Phys.org — scientists at the Wood Anatomy Laboratory, part of the research centre at the gardens in Kew, southwest London, are working on a new global project to help precisely identify the origin and species of timber.

Illegal logging is estimated to account for 15 to 30 percent of all timber traded worldwide, according to Interpol, with an estimated annual value of $51 billion to $152 billion (45 billion to 134 billion euros) in 2017.

Much of the import and export business relies on paper trails for verification.

However, experts hope that their new project can, in future, provide enforcement agencies with some hard science that can quickly identify through checks whether a wood species is as claimed, and exactly where it was grown.

“I’m hoping it will really help to reduce illegal logging,” said Peter Gasson, the Kew institution’s research leader in wood and timber. The laboratory’s samples originate from far and wide and some date back well over a century.

Lying around besides the Leica and Nikon microscopes is a piece of African blackwood collected during British explorer David Livingstone’s Zambezi expedition, dated 1860.

There is method however in the apparent miscellany at one of the world’s largest wood sample collections.

Six chests of drawers hold 100,000 microscope slides of fragments, sorted in Latin by family, genus and then species.

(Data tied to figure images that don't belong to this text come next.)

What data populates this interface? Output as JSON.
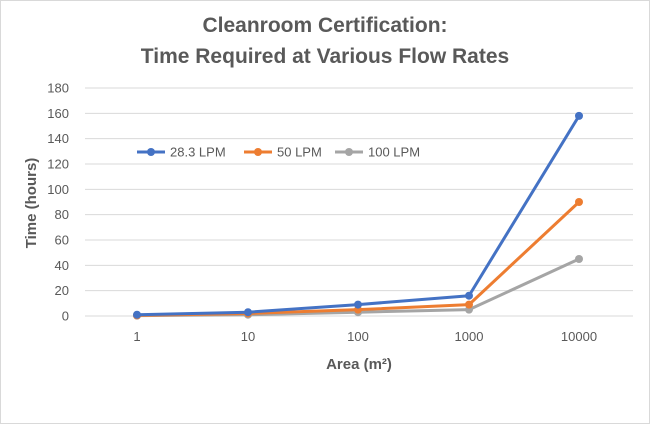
{
  "chart_data": {
    "type": "line",
    "title_lines": [
      "Cleanroom Certification:",
      "Time Required at Various Flow Rates"
    ],
    "xlabel": "Area (m²)",
    "ylabel": "Time (hours)",
    "categories": [
      "1",
      "10",
      "100",
      "1000",
      "10000"
    ],
    "ylim": [
      0,
      180
    ],
    "yticks": [
      0,
      20,
      40,
      60,
      80,
      100,
      120,
      140,
      160,
      180
    ],
    "grid": true,
    "legend_position": "top-left",
    "series": [
      {
        "name": "28.3 LPM",
        "color": "#4472c4",
        "values": [
          1,
          3,
          9,
          16,
          158
        ]
      },
      {
        "name": "50 LPM",
        "color": "#ed7d31",
        "values": [
          0.5,
          2,
          5,
          9,
          90
        ]
      },
      {
        "name": "100 LPM",
        "color": "#a5a5a5",
        "values": [
          0.3,
          1,
          3,
          5,
          45
        ]
      }
    ]
  }
}
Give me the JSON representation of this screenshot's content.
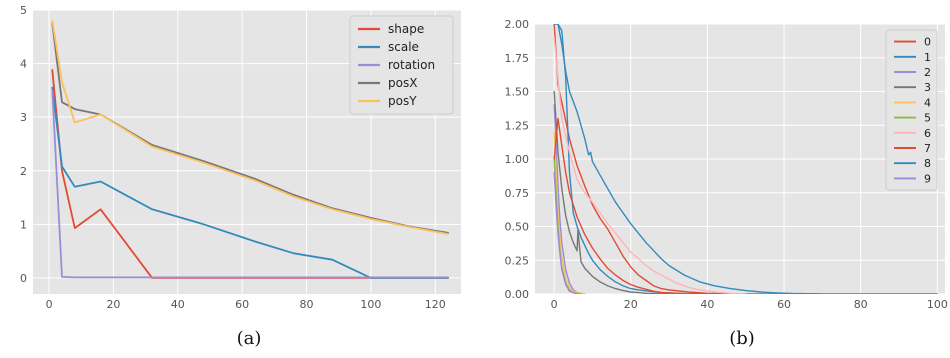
{
  "chart_data": [
    {
      "type": "line",
      "caption": "(a)",
      "xlim": [
        -5,
        128
      ],
      "ylim": [
        -0.3,
        5
      ],
      "xticks": [
        0,
        20,
        40,
        60,
        80,
        100,
        120
      ],
      "yticks": [
        0,
        1,
        2,
        3,
        4,
        5
      ],
      "grid": true,
      "legend": "top-right",
      "series": [
        {
          "name": "shape",
          "color": "#E24A33",
          "x": [
            1,
            4,
            8,
            16,
            32,
            64,
            100,
            124
          ],
          "y": [
            3.88,
            2.0,
            0.93,
            1.28,
            0.0,
            0.0,
            0.0,
            0.0
          ]
        },
        {
          "name": "scale",
          "color": "#348ABD",
          "x": [
            1,
            4,
            8,
            16,
            32,
            48,
            64,
            76,
            88,
            100,
            124
          ],
          "y": [
            3.55,
            2.08,
            1.7,
            1.8,
            1.28,
            1.0,
            0.68,
            0.46,
            0.34,
            0.0,
            0.0
          ]
        },
        {
          "name": "rotation",
          "color": "#988ED5",
          "x": [
            1,
            4,
            8,
            16,
            32,
            64,
            100,
            124
          ],
          "y": [
            3.5,
            0.02,
            0.01,
            0.01,
            0.01,
            0.01,
            0.01,
            0.01
          ]
        },
        {
          "name": "posX",
          "color": "#777777",
          "x": [
            1,
            4,
            8,
            16,
            32,
            48,
            64,
            76,
            88,
            100,
            112,
            124
          ],
          "y": [
            4.75,
            3.28,
            3.15,
            3.05,
            2.48,
            2.18,
            1.85,
            1.55,
            1.3,
            1.12,
            0.96,
            0.84
          ]
        },
        {
          "name": "posY",
          "color": "#FBC15E",
          "x": [
            1,
            4,
            8,
            16,
            32,
            48,
            64,
            76,
            88,
            100,
            112,
            124
          ],
          "y": [
            4.8,
            3.65,
            2.9,
            3.05,
            2.45,
            2.15,
            1.82,
            1.52,
            1.28,
            1.1,
            0.95,
            0.82
          ]
        }
      ]
    },
    {
      "type": "line",
      "caption": "(b)",
      "xlim": [
        -5,
        102
      ],
      "ylim": [
        0,
        2.0
      ],
      "xticks": [
        0,
        20,
        40,
        60,
        80,
        100
      ],
      "yticks": [
        0.0,
        0.25,
        0.5,
        0.75,
        1.0,
        1.25,
        1.5,
        1.75,
        2.0
      ],
      "ytick_labels": [
        "0.00",
        "0.25",
        "0.50",
        "0.75",
        "1.00",
        "1.25",
        "1.50",
        "1.75",
        "2.00"
      ],
      "grid": true,
      "legend": "top-right",
      "series": [
        {
          "name": "0",
          "color": "#E24A33",
          "x": [
            0,
            1,
            2,
            4,
            6,
            8,
            10,
            12,
            14,
            16,
            18,
            20,
            22,
            24,
            26,
            28,
            30,
            35,
            40,
            50
          ],
          "y": [
            2.0,
            1.55,
            1.42,
            1.15,
            0.95,
            0.8,
            0.66,
            0.56,
            0.48,
            0.38,
            0.28,
            0.2,
            0.14,
            0.1,
            0.06,
            0.04,
            0.03,
            0.015,
            0.005,
            0.0
          ]
        },
        {
          "name": "1",
          "color": "#348ABD",
          "x": [
            0,
            1,
            2,
            3,
            4,
            5,
            6,
            7,
            8,
            9,
            10,
            12,
            14,
            16,
            18,
            20,
            22,
            25,
            28,
            32,
            36,
            40,
            45,
            50,
            55,
            60,
            65,
            70
          ],
          "y": [
            2.0,
            2.0,
            1.95,
            1.6,
            0.9,
            0.6,
            0.5,
            0.42,
            0.36,
            0.3,
            0.25,
            0.18,
            0.13,
            0.09,
            0.06,
            0.04,
            0.03,
            0.02,
            0.01,
            0.005,
            0.0,
            0.0,
            0.0,
            0.0,
            0.0,
            0.0,
            0.0,
            0.0
          ]
        },
        {
          "name": "2",
          "color": "#988ED5",
          "x": [
            0,
            0.5,
            1,
            1.5,
            2,
            3,
            4,
            5,
            6,
            8
          ],
          "y": [
            1.4,
            1.1,
            0.8,
            0.55,
            0.38,
            0.18,
            0.08,
            0.03,
            0.01,
            0.0
          ]
        },
        {
          "name": "3",
          "color": "#777777",
          "x": [
            0,
            1,
            2,
            3,
            4,
            5,
            6,
            6.2,
            7,
            8,
            10,
            12,
            14,
            16,
            18,
            20,
            24,
            28,
            32
          ],
          "y": [
            1.5,
            1.05,
            0.78,
            0.58,
            0.46,
            0.38,
            0.32,
            0.47,
            0.24,
            0.19,
            0.13,
            0.09,
            0.06,
            0.04,
            0.025,
            0.015,
            0.005,
            0.002,
            0.0
          ]
        },
        {
          "name": "4",
          "color": "#FBC15E",
          "x": [
            0,
            0.5,
            1,
            1.5,
            2,
            3,
            4,
            5,
            6,
            8
          ],
          "y": [
            1.2,
            0.9,
            0.6,
            0.42,
            0.28,
            0.12,
            0.05,
            0.02,
            0.01,
            0.0
          ]
        },
        {
          "name": "5",
          "color": "#8EBA42",
          "x": [
            0,
            0.5,
            1,
            1.5,
            2,
            3,
            4,
            5,
            7
          ],
          "y": [
            1.0,
            0.75,
            0.5,
            0.32,
            0.2,
            0.08,
            0.03,
            0.01,
            0.0
          ]
        },
        {
          "name": "6",
          "color": "#FFB5B8",
          "x": [
            0,
            2,
            4,
            6,
            8,
            10,
            12,
            14,
            16,
            18,
            20,
            22,
            24,
            26,
            28,
            30,
            32,
            35,
            38,
            42,
            46,
            50
          ],
          "y": [
            1.9,
            1.3,
            1.05,
            0.85,
            0.75,
            0.68,
            0.6,
            0.52,
            0.45,
            0.38,
            0.31,
            0.26,
            0.21,
            0.17,
            0.14,
            0.11,
            0.08,
            0.05,
            0.03,
            0.015,
            0.005,
            0.0
          ]
        },
        {
          "name": "7",
          "color": "#E24A33",
          "x": [
            0,
            1,
            2,
            3,
            4,
            6,
            8,
            10,
            12,
            14,
            16,
            18,
            20,
            22,
            24,
            26,
            28,
            30,
            34,
            40
          ],
          "y": [
            1.0,
            1.3,
            1.1,
            0.9,
            0.75,
            0.57,
            0.44,
            0.34,
            0.26,
            0.19,
            0.14,
            0.1,
            0.07,
            0.05,
            0.035,
            0.02,
            0.012,
            0.008,
            0.003,
            0.0
          ]
        },
        {
          "name": "8",
          "color": "#348ABD",
          "x": [
            1,
            2,
            3,
            4,
            6,
            8,
            9,
            9.5,
            10,
            12,
            14,
            16,
            18,
            20,
            22,
            24,
            26,
            28,
            30,
            34,
            38,
            42,
            46,
            50,
            54,
            58,
            62,
            66,
            70,
            80,
            90,
            100
          ],
          "y": [
            2.0,
            1.85,
            1.65,
            1.5,
            1.35,
            1.15,
            1.03,
            1.05,
            0.98,
            0.88,
            0.78,
            0.68,
            0.6,
            0.52,
            0.45,
            0.38,
            0.32,
            0.26,
            0.21,
            0.14,
            0.09,
            0.06,
            0.04,
            0.025,
            0.015,
            0.008,
            0.004,
            0.002,
            0.001,
            0.0,
            0.0,
            0.0
          ]
        },
        {
          "name": "9",
          "color": "#988ED5",
          "x": [
            0,
            0.5,
            1,
            1.5,
            2,
            3,
            4,
            6
          ],
          "y": [
            0.9,
            0.65,
            0.45,
            0.3,
            0.18,
            0.07,
            0.02,
            0.0
          ]
        }
      ]
    }
  ]
}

Each specimen contains three different slices through the wood: transverse, tangential and radial.

“We’re trying to build up and future-proof the reference collection of wood samples of all the commercial timbers used in the world,” said Gasson.

“We want a comprehensive library—and that’s going to take a long time,” added the expert, who started his life’s work in the Kew lab as a student in 1977.

While the Kew experts have the know-how to identify the species, they need help pinpointing where the tree originates, an expertise being provided by a separate partner team in northern England.

By combining the wood analysis at Kew with isotope testing of different timbers in Yorkshire, the project should provide law enforcement agencies with a key tool to help rapidly establish whether the timber has come from legal sources.

Kew will be able to determine the species of wood and the so-called stable isotope testing—looking at the chemical composition within the wood and patterns reflecting local rainfall and prevailing winds—can identify where the tree was grown.

The project is also in partnership with the Forest Stewardship Council (FSC), a not-for-profit body certifying sustainably-managed forests around the world which account for about 10 percent of the planet’s productive forests.

The 200 million hectares of FSC-certified forests hold around 2,000 species and the Germany-based organization will be collecting geo-referenced samples to start amassing the database for use in fighting illegal logging.

Michael Marus, FSC chief information officer, and information technology director, said: “The science is there; what is needed is reference samples from forests which contain location data.

“Complex compounds create a type of isotope fingerprint that can be measured and obtained,” he told AFP.

“The science can get us down to even 10 kilometres (six miles) to the source of something.”

These scientific tools could help save forests that are crucial for environmental, economic and social sustainability, and combating climate change and biodiversity loss.